An armed police officer - his face covered by a mask - stands behind the cordon

Manchester has a Jewish population of more than 30,000, the highest in UK after London. 

Kemi Badenoch described the incident as a ‘vile and disgusting attack’ and called for the ‘rise in antisemitism that we’re seeing in our country’ to be ‘quelled completely’. 

Shadow home secretary Chris Philp said: ‘I am appalled not only by this brutal attack, but also by the evil that lies behind it.’

Liberal Democrat leader Sir Ed Davey said he was ‘horrified’. 

A short distance away from the synagogue, police officers armed with Heckler & Koch machine guns stood guard at the head of a path, between houses, leading up to the back of the synagogue.

Members of the Jewish community have been gathering around the police cordon, with some of them in tears. 

A number of black, unmarked police 4×4 vehicles and vans carrying plain clothes officers with face coverings were seen leaving the area of the incident at speed.

One victim was seen next to a Kia Picanto, which appeared to have been damaged by a collision. The vehicle was taxed – and passed its MOT around eight weeks ago. 

Members of the army unload a bomb disposal robot at the scene

Heaton Park Hebrew Congregation is a large Ashkenazi Orthodox synagogue, which was formally founded in 1935 and is headed by Rabbi Daniel Walker

Immediately after the attack, one Jewish man said his wife and daughter and other members of the congregation were still inside the synagogue. 

He said: ‘It is the holiest day of the year and we get this. There is no place for Jews in Britain anymore. It’s over.’

A rabbi and head of the Rabbinic Court of Great Britain said fears which had already existed in the Jewish community due to heightened tensions in recent years following the October 7 Hamas attacks and Israel’s military action in Gaza, will now be further increased.

Rabbi Jonathan Romain, emeritus rabbi of Maidenhead Synagogue, told the PA news agency he felt ‘appalled’ by the attack in Manchester.

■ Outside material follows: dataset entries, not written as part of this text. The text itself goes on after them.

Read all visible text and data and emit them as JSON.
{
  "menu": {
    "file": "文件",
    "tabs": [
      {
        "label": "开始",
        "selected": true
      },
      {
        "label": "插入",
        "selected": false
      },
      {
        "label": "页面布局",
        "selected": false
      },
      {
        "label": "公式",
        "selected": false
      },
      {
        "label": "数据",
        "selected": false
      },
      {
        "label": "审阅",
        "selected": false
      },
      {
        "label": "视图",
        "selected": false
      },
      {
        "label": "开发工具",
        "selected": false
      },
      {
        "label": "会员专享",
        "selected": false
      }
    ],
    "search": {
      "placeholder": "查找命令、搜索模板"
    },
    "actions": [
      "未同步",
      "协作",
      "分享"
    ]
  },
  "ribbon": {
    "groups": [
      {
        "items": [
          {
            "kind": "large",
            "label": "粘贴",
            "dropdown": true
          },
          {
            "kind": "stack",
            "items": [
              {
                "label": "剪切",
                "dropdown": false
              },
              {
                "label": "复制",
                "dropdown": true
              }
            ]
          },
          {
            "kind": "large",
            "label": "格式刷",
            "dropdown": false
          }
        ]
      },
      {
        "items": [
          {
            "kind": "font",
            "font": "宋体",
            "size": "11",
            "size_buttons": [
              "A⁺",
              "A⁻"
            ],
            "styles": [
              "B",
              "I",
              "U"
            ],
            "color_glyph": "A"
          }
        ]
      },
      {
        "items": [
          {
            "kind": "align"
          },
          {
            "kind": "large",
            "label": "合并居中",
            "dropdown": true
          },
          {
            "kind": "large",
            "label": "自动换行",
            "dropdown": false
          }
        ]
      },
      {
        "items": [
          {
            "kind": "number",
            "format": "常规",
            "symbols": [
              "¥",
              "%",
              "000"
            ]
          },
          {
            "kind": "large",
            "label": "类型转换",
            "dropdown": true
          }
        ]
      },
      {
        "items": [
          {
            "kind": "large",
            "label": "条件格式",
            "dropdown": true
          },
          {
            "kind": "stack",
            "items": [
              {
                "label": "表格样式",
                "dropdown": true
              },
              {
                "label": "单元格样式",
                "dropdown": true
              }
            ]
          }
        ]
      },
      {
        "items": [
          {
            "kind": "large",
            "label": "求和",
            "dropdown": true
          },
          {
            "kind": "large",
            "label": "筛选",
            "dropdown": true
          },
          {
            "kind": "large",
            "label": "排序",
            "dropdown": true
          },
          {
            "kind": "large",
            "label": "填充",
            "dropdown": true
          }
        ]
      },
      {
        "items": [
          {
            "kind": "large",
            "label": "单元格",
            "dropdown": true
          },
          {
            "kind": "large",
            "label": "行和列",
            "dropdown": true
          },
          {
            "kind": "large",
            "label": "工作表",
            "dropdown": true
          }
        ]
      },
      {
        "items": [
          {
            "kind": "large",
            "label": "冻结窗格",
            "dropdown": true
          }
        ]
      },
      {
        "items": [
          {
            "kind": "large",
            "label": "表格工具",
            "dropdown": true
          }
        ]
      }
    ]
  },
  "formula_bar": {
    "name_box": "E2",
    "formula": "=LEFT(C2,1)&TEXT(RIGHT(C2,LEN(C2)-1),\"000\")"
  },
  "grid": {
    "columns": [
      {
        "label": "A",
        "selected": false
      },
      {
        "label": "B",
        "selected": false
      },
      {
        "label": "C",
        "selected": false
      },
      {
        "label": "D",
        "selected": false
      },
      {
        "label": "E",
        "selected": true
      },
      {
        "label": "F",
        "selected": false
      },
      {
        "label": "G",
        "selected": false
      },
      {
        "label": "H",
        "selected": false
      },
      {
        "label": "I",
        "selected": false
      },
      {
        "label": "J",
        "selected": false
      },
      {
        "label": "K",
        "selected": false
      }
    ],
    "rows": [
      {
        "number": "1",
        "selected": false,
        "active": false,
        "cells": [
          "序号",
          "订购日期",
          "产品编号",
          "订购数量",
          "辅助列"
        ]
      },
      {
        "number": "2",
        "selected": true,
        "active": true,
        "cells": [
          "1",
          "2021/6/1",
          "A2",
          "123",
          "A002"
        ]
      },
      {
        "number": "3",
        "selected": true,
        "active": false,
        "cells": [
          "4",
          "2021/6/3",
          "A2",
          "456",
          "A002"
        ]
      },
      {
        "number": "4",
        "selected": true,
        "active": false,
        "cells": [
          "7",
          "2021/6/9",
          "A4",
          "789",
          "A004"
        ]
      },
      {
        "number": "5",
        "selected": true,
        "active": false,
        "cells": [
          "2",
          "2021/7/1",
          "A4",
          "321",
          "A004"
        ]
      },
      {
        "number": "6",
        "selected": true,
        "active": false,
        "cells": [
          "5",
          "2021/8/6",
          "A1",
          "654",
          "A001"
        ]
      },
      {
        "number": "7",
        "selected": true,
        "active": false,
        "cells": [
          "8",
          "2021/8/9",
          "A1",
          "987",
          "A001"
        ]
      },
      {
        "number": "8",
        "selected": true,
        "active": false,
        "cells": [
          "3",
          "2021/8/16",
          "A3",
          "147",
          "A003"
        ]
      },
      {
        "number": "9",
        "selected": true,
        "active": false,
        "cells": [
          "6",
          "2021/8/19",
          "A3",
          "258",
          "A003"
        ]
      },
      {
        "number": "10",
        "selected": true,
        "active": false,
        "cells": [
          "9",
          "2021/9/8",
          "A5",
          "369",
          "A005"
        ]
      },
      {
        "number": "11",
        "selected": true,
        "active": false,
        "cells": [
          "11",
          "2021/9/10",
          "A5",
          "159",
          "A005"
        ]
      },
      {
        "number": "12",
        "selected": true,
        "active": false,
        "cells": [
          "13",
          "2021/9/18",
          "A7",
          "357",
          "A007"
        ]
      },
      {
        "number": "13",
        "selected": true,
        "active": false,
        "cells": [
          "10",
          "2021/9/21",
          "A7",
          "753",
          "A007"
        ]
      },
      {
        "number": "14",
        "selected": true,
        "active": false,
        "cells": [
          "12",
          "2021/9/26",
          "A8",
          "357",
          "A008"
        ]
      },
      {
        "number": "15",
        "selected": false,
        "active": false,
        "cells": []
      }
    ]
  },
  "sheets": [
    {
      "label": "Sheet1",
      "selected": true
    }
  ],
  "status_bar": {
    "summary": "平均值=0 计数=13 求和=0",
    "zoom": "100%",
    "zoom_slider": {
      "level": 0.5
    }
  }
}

He said: ‘This is every Rabbi’s or every Jewish person’s worst nightmare.

‘Not only is this a sacred day, the most sacred in the Jewish calendar, but it’s also a time of mass gathering, and the time when the Jewish community, however religious or irreligious, gathers together.’

He said it appears tensions over the war in Gaza had ‘spilled over’ to the UK, despite efforts to stop that happening.

He said: ‘The real tragedy is, of course that the war in Gaza, which is tragic in itself, has sort of spilled over into the United Kingdom.

‘For the last two years, we were desperately trying to make sure that whatever was going on in the Middle East was not imported here. This has shown that our worst fears have been realised.

‘This will obviously heighten the fears that many Jews have had, that political violence would spill over into religious hatred.’

Earlier this year, the Community Security Trust (CST), which monitors antisemitism in the UK, said Jews were facing ‘more hatred and pressure’ than they have for decades after the organisation recorded more than 3,500 incidents in 2024.

Reports of antisemitism reached a record high in 2023 at 4,296 – the year that saw the October 7 attack by Hamas on Israel and the subsequent military action in the region that has continued since.

A more recent report by the CST showed there were 1,521 antisemitic incidents across the UK in the first half of 2025.

This was the second highest total ever reported to the organisation in the first six months of any year, but it was down by a quarter from the record high of 2,019 incidents recorded between January and June 2024.